Abstract:  The objective of this study was to measure the urinary excretion of the main melatonin metabolite 6-sulfatoxymelatonin in obese and normal weight (wt) boys and girls. The study included 94 subjects, aged 4–15.7 yr (50 obese and 44 normal wt; 48 boys) classified as: mid-childhood (4–7.99 yr), late-childhood (8–12 yr) and pubertal (10.1–15.7 yr, Tanner II–IV). Normal wt subjects were children with a body mass index (BMI) between the 25th and 75th percentiles, and the group of obese subjects included children whose BMI was above the 97th percentile. A 24-hr urine sample was collected during two intervals: (i) 18:00–08:00 hr, and (ii) 08:00–18:00 hr. Analysis of urinary 6-sulfatoxymelatonin levels was performed by radioimmunoassay. Excretion of 6-sulfatoxymelatonin was expressed as: (i) total amount excreted (μg); (ii) μg excreted per time interval, nocturnal or diurnal; and (iii) the difference between nocturnal and diurnal samples (μg, estimated amplitude).
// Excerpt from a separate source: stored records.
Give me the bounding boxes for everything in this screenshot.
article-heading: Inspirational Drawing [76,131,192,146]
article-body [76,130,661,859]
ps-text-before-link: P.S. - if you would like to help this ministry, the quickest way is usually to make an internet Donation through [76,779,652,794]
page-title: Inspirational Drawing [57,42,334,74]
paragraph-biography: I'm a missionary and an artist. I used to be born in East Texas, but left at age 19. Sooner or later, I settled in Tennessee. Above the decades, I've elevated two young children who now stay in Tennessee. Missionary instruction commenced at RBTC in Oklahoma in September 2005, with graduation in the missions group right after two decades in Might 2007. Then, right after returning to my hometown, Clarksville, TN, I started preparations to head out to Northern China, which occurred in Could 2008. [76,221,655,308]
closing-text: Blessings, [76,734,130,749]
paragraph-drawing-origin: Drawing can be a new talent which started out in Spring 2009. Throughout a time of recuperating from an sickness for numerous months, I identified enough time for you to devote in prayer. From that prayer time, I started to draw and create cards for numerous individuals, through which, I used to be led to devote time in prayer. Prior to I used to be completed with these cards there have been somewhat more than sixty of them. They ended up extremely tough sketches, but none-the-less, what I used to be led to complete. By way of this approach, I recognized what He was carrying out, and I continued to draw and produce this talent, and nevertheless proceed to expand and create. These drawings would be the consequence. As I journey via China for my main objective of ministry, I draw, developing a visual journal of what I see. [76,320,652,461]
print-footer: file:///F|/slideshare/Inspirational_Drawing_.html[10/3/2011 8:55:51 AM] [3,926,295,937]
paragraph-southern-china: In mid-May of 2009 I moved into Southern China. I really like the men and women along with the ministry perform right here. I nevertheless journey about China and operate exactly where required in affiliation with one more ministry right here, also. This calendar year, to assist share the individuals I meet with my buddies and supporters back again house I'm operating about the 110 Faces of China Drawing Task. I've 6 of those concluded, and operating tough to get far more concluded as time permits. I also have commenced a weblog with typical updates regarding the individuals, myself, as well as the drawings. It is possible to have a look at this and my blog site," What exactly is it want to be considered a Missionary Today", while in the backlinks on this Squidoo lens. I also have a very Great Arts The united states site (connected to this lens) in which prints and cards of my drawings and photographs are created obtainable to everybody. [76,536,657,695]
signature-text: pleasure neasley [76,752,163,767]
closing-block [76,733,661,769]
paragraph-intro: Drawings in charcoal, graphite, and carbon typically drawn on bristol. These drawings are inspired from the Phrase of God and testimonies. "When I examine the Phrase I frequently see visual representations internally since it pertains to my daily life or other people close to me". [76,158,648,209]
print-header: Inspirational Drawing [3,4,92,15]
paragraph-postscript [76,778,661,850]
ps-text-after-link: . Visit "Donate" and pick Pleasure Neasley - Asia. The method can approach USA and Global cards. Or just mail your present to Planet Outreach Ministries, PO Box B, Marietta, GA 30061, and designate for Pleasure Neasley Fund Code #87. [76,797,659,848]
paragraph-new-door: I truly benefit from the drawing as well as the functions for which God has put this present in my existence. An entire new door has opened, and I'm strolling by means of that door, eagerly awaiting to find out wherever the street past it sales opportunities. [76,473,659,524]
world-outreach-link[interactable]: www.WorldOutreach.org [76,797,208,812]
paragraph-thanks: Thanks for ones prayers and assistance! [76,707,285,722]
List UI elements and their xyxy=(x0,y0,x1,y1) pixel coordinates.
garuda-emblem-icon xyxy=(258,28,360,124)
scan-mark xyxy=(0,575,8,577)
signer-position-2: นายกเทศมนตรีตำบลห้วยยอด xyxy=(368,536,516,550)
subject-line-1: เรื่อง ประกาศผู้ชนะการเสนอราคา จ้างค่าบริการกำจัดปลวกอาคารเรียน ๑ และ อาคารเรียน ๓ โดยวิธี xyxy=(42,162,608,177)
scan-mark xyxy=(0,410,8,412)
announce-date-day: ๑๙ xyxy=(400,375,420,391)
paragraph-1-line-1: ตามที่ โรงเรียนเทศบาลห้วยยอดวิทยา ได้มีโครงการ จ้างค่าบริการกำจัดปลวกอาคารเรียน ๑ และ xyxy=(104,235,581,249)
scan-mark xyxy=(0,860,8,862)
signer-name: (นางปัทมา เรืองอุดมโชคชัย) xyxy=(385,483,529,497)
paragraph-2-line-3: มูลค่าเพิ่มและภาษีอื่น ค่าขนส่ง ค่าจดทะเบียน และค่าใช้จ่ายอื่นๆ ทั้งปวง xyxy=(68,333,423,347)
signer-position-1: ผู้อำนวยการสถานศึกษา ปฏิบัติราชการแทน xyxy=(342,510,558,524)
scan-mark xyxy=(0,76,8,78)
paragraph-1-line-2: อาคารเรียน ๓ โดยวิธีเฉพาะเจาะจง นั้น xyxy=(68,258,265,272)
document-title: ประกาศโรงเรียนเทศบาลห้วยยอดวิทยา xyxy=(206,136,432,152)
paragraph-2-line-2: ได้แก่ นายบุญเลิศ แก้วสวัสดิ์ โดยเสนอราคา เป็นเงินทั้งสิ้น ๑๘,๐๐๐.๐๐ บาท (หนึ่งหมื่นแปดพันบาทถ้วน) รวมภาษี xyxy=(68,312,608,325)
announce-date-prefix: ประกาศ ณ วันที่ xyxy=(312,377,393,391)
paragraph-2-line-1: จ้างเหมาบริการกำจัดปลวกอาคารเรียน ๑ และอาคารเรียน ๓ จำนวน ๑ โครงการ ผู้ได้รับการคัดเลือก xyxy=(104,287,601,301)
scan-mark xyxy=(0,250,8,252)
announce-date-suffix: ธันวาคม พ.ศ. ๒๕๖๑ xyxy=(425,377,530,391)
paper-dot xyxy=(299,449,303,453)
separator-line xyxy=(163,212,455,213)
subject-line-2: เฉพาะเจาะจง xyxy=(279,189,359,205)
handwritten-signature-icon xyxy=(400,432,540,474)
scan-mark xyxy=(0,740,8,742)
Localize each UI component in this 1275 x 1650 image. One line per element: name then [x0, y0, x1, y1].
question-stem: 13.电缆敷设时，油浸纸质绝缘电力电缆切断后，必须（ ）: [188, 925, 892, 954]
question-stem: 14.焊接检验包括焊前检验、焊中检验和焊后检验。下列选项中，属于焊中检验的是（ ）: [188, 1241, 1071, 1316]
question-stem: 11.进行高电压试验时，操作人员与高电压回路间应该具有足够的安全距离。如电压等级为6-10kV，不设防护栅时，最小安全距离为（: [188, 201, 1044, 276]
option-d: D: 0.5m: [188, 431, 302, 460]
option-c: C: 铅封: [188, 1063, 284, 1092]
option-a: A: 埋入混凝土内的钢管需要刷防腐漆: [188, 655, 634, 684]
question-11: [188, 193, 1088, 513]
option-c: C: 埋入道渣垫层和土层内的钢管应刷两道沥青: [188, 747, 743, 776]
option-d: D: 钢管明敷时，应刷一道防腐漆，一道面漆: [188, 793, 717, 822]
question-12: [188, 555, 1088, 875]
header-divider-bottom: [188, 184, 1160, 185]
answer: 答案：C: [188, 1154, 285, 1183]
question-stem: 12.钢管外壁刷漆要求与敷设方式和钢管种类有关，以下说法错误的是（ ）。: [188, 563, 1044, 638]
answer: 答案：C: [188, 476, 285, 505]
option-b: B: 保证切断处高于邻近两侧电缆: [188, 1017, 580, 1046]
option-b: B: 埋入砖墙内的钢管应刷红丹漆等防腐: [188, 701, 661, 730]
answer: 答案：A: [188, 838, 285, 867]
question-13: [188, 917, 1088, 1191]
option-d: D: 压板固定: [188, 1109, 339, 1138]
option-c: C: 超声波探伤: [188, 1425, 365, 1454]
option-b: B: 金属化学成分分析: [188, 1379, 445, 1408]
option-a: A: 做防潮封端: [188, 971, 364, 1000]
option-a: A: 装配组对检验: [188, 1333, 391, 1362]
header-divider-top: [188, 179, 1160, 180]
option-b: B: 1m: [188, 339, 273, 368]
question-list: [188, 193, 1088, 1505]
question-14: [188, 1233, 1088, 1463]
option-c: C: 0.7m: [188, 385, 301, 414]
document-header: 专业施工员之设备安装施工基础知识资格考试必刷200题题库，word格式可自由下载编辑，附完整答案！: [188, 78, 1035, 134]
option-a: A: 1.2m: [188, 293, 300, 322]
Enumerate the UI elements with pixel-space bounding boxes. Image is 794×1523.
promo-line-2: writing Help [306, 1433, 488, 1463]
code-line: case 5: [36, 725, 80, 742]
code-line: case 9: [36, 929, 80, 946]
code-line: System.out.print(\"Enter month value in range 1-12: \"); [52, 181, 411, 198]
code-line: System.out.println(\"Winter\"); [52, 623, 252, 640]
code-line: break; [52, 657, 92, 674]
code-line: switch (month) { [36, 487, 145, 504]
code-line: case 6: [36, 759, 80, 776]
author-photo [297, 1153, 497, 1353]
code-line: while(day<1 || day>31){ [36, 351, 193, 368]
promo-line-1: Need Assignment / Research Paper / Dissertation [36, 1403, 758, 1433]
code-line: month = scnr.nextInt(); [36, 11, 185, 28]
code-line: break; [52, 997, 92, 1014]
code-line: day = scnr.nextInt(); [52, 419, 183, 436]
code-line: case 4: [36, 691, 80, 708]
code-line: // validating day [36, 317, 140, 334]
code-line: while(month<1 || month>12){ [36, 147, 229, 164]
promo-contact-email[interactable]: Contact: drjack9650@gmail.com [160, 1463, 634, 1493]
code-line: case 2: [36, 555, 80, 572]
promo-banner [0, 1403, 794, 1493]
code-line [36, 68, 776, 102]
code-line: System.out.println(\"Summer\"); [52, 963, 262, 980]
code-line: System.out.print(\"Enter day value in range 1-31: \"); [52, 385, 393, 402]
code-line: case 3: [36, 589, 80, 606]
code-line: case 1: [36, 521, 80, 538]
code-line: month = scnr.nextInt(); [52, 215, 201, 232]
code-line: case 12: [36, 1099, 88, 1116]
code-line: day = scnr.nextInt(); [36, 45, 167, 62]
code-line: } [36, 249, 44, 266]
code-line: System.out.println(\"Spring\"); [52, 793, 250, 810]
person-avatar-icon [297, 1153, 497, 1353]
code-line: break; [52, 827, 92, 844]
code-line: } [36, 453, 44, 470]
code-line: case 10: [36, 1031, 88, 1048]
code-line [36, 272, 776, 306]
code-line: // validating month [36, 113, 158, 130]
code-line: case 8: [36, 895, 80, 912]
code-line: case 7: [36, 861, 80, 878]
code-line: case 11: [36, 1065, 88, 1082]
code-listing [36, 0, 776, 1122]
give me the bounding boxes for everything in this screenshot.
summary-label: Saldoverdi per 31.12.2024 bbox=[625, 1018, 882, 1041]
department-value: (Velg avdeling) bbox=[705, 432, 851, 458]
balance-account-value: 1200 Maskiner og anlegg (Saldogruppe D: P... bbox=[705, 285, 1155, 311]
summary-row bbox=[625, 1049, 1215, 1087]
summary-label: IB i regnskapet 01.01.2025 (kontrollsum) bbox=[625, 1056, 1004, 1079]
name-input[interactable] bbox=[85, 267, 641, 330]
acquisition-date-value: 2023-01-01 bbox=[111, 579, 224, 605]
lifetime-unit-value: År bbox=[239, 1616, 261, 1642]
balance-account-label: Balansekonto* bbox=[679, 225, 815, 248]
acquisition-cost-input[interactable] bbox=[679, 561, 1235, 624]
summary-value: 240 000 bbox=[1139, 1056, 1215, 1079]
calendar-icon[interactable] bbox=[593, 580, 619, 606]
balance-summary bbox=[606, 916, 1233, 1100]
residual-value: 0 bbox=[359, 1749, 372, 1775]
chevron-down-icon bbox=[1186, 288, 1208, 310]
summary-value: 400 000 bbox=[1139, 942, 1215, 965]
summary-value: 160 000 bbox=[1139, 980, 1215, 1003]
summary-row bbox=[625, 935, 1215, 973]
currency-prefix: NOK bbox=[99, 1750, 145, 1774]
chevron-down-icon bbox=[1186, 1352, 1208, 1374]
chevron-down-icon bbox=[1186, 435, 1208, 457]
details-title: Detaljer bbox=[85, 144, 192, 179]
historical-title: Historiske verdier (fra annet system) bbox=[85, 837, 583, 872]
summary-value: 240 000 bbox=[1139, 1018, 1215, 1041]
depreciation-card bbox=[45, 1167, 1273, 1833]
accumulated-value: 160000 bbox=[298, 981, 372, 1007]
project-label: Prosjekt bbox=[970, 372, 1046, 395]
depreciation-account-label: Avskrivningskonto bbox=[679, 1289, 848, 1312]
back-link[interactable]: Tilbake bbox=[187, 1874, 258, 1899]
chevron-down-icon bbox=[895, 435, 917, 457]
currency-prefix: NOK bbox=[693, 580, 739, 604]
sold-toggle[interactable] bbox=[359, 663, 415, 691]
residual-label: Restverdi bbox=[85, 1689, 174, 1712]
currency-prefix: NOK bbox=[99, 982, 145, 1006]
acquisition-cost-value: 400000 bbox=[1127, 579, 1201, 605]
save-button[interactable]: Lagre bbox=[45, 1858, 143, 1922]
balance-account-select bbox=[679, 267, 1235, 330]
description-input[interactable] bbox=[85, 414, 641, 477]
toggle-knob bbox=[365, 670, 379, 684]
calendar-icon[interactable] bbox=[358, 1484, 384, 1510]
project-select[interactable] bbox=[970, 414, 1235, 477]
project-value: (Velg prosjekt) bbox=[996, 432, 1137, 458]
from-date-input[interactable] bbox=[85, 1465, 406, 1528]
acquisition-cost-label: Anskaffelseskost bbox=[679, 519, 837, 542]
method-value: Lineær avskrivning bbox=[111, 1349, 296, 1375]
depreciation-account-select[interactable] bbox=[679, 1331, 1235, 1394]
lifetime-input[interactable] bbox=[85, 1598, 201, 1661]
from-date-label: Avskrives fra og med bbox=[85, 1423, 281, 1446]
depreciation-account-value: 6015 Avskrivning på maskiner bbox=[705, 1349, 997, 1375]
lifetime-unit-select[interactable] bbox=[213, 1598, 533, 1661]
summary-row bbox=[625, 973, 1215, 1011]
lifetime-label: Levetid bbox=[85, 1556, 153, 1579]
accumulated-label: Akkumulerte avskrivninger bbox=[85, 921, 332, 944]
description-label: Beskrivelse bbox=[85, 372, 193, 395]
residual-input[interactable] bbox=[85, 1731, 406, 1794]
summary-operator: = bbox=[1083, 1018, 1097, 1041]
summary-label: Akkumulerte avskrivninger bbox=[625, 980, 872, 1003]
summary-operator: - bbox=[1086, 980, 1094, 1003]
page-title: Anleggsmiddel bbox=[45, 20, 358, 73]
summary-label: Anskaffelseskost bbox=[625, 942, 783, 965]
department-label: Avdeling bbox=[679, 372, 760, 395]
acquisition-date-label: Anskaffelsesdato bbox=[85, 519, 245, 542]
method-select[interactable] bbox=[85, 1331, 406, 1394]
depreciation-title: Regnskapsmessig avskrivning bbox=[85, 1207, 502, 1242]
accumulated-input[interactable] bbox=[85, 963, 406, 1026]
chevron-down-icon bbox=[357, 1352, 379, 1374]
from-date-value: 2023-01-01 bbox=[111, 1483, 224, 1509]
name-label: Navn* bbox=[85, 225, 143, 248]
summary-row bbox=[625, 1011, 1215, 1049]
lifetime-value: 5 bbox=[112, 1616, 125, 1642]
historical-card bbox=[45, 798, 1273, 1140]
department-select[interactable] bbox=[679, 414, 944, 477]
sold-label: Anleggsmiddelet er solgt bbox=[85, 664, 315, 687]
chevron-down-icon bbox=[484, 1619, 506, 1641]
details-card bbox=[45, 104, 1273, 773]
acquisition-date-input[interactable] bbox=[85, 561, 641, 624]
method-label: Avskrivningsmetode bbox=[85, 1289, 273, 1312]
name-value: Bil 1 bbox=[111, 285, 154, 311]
A factorial analysis of variance indicated that nocturnal 6-sulfatoxymelatonin excretion and amplitude were significantly higher in the obese individuals. A significant interaction ‘BMI × age’ was detected, i.e. the effect of BMI was significant in the pubertal group only. Total, nocturnal and diurnal 6-sulfatoxymelatonin excretion was significantly higher in girls. The increase in 6-sulfatoxymelatonin excretion found in obesity occurred only in boys and at the pubertal age. To what extent this increase in melatonin production contributes to a delayed puberty in some pubertal obese males remains to be established.